/ Regulation

The FCA’s uphill battle on disclosure

Who remembers the ‘Consumer Friendly Principles and Practices of Financial Management’, otherwise known as the ‘CFPPFM’? No?

Intended to improve the information people received about with-profits life policies, they were introduced in 2004. They were then discontinued in 2016 when it was established that virtually no one read them, and those who did, didn’t understand them. And this kind of problem is only going to get worse.

We now have the latest consultation on disclosure from a seemingly never-ending procession of well-meaning initiatives from regulators on the subject – CP26/24: Simplifying Consumer Investment Disclosure Requirements.

Your correspondent may sound a little jaded, but she was responding to FSA consultations in 2003 about this sort of thing. To give you an idea of how long ago that was, Prince William was still at Eton, Girls Aloud were top of the charts and Gordon Brown was pondering whether the UK ought to join the euro.

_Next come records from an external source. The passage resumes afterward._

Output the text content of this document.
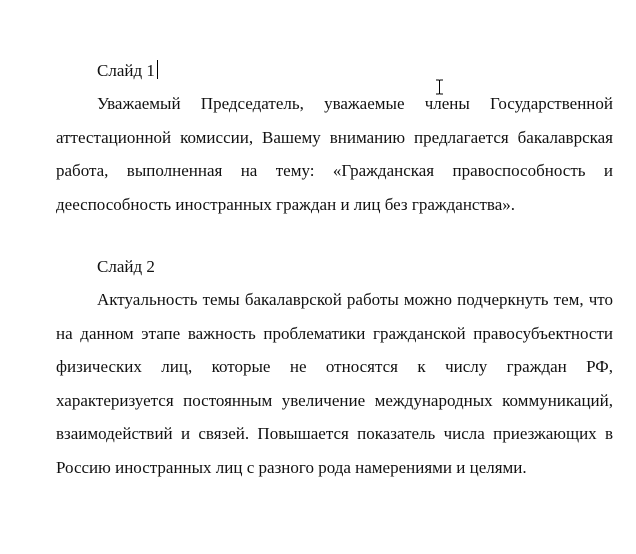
Слайд 1

Уважаемый Председатель, уважаемые члены Государственной аттестационной комиссии, Вашему вниманию предлагается бакалаврская работа, выполненная на тему: «Гражданская правоспособность и дееспособность иностранных граждан и лиц без гражданства».

Слайд 2

Актуальность темы бакалаврской работы можно подчеркнуть тем, что на данном этапе важность проблематики гражданской правосубъектности физических лиц, которые не относятся к числу граждан РФ, характеризуется постоянным увеличение международных коммуникаций, взаимодействий и связей. Повышается показатель числа приезжающих в Россию иностранных лиц с разного рода намерениями и целями.
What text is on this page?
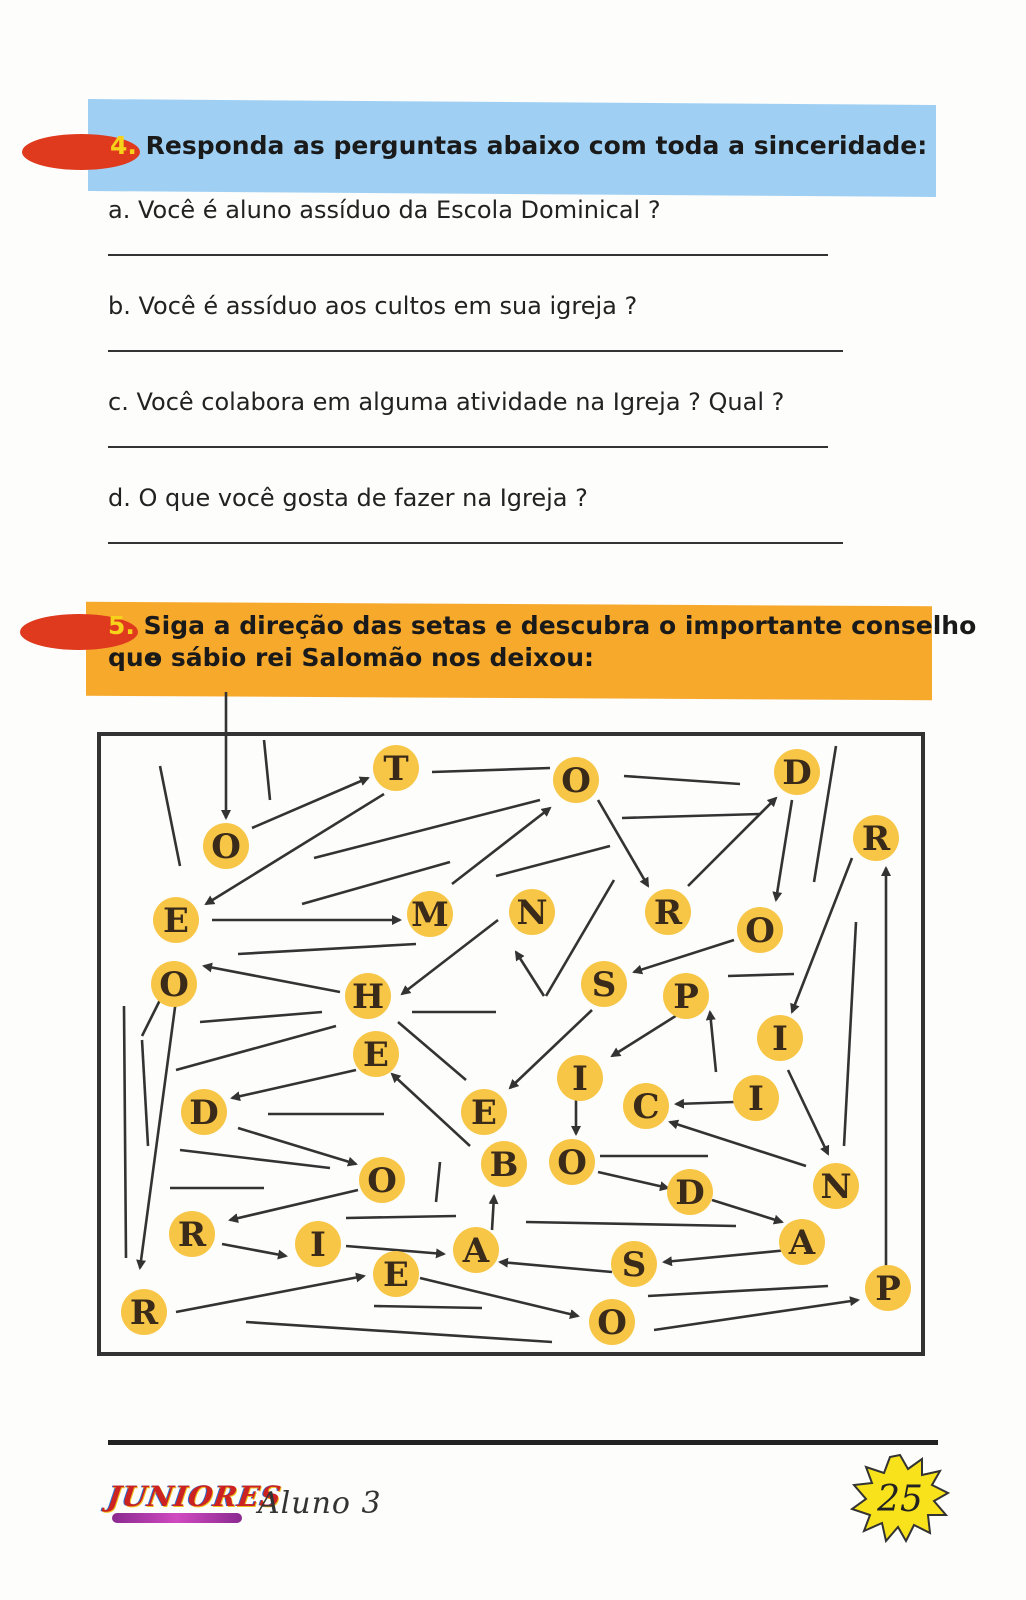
4. Responda as perguntas abaixo com toda a sinceridade:
a. Você é aluno assíduo da Escola Dominical ?
b. Você é assíduo aos cultos em sua igreja ?
c. Você colabora em alguma atividade na Igreja ? Qual ?
d. O que você gosta de fazer na Igreja ?
5. Siga a direção das setas e descubra o importante conselho que
o sábio rei Salomão nos deixou:
T	O	D
O
R
E	M N
R
O
O	H	S P
I
E
I
D	E	C	I
B O
O	D	N
R	I	A	A
E	S
R	O
P
JUNIORES
Aluno 3	25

When it comes to illustrating the cumulative impact of costs, the way firms interpret the rules has become something of a quagmire.

And still the FCA is finding, in research published alongside the consultation, that only 6% of pre-sale disclosure documents tested were written in plain English, and not one was comprehensible to someone with GCSE-levels of literacy or below.

The problem with regulating disclosure, or as normal people would put it, ‘explaining to people what they’re buying’, is there are multiple different interests in play.

The client, who wants to know what will happen to their money. The adviser, who wants their job of explaining what different products will do made easier – or at least not made any harder. The compliance department of the provider, who doesn’t want the regulator turning up at their door demanding to know why a specific piece of information wasn’t given to the client and therefore wants every piece of possible information included.

To improve the situation the consultation aims to simplify information on costs and charges pre-sale, increase accountability post sale and confirm the rules on what’s fair relating to cash holdings.

Costs and charges

We are, whether we like it or not, in a phase of post-European regulation, and this leaves us with a hangover of rules and regulations which weren’t designed for the UK market.

Firms should continue to present the costs of the service to clients together with the costs of the products they’re buying before they commit to a transaction. The consultation suggests however that in future one-off costs, transaction costs and performance fees should be broken out separately, not folded into a single aggregated figure.

When it comes to illustrating the cumulative impact of costs, the way firms interpret the rules has become something of a quagmire.

Firms must give clients information showing the compounding impact over time and the gap between gross and net performance. This applies both pre-sale and in ongoing reporting. Many firms interpret this as requiring forward-looking illustrations. But since future outcomes can’t be predicted, any disclosure using future performance scenarios must be clear these aren’t expected returns.

Some firms interpret the post-sale requirement to give a personalised illustration of the cumulative effect of costs and charges on investment returns as a backward-looking illustration of actually incurred costs. Others present a further forward-looking estimate of future costs in their regular reporting. Firms use different presentations, including graphs, tables and narratives. The FCA therefore proposes to remove any requirement to present personalised forward-looking illustrations of the impact of costs over time in any disclosure.

Cash holdings

The FCA has made it clear in a Dear CEO letter to investment platforms and SIPP operators that firms better make sure their policy on retaining interest on clients’ cash balances represents fair value or they can expect to see the Consumer Duty big stick.

The consultation confirms that firms will not retain interest on retail clients’ cash while also charging fees on these holdings, and will only charge fees on cash holdings if they pass on interest in full. They must also explain in consumer-friendly terms how they set interest rates – for example, linking to the Bank of England base rate.

Too little, too late?

Generally, the consultation aims to simplify and clarify the information presented to customers. But is the FCA trying to keep pace with a world that’s evolving faster than its ability to respond?

Research suggests levels of literacy are getting worse, not better (this is US-based, but likely to apply elsewhere). How do you design disclosure literature in a world where “devoting extended, undivided attention to a text can now feel like too much to ask?”

If what’s on offer is already unintelligible to the average reader, how best to pass on information in future when people have abandoned text for short form video? There is at least an acknowledgement in the consultation that “most firms currently rely on a static PDF document that customers have to click through to” and that “firms should consider dynamic ways of presenting information in line with the [Consumer] Duty.”

So, will we see PDFs replaced by TikTok videos in future? Doubtful, but you never know.

At the same time as the FCA’s plans on disclosure, we have a government which wants to move people away from cash and make their investments ‘work harder’, significantly increasing the risk of people entering products they don’t fully understand. Particularly if that shift isn’t matched by equally strong efforts to build financial understanding first.

The regulator, the government and firms therefore need to ensure communication starts from people’s actual level of understanding, and builds from there towards the level of comprehension needed to invest safely. We’re a fair way from that now.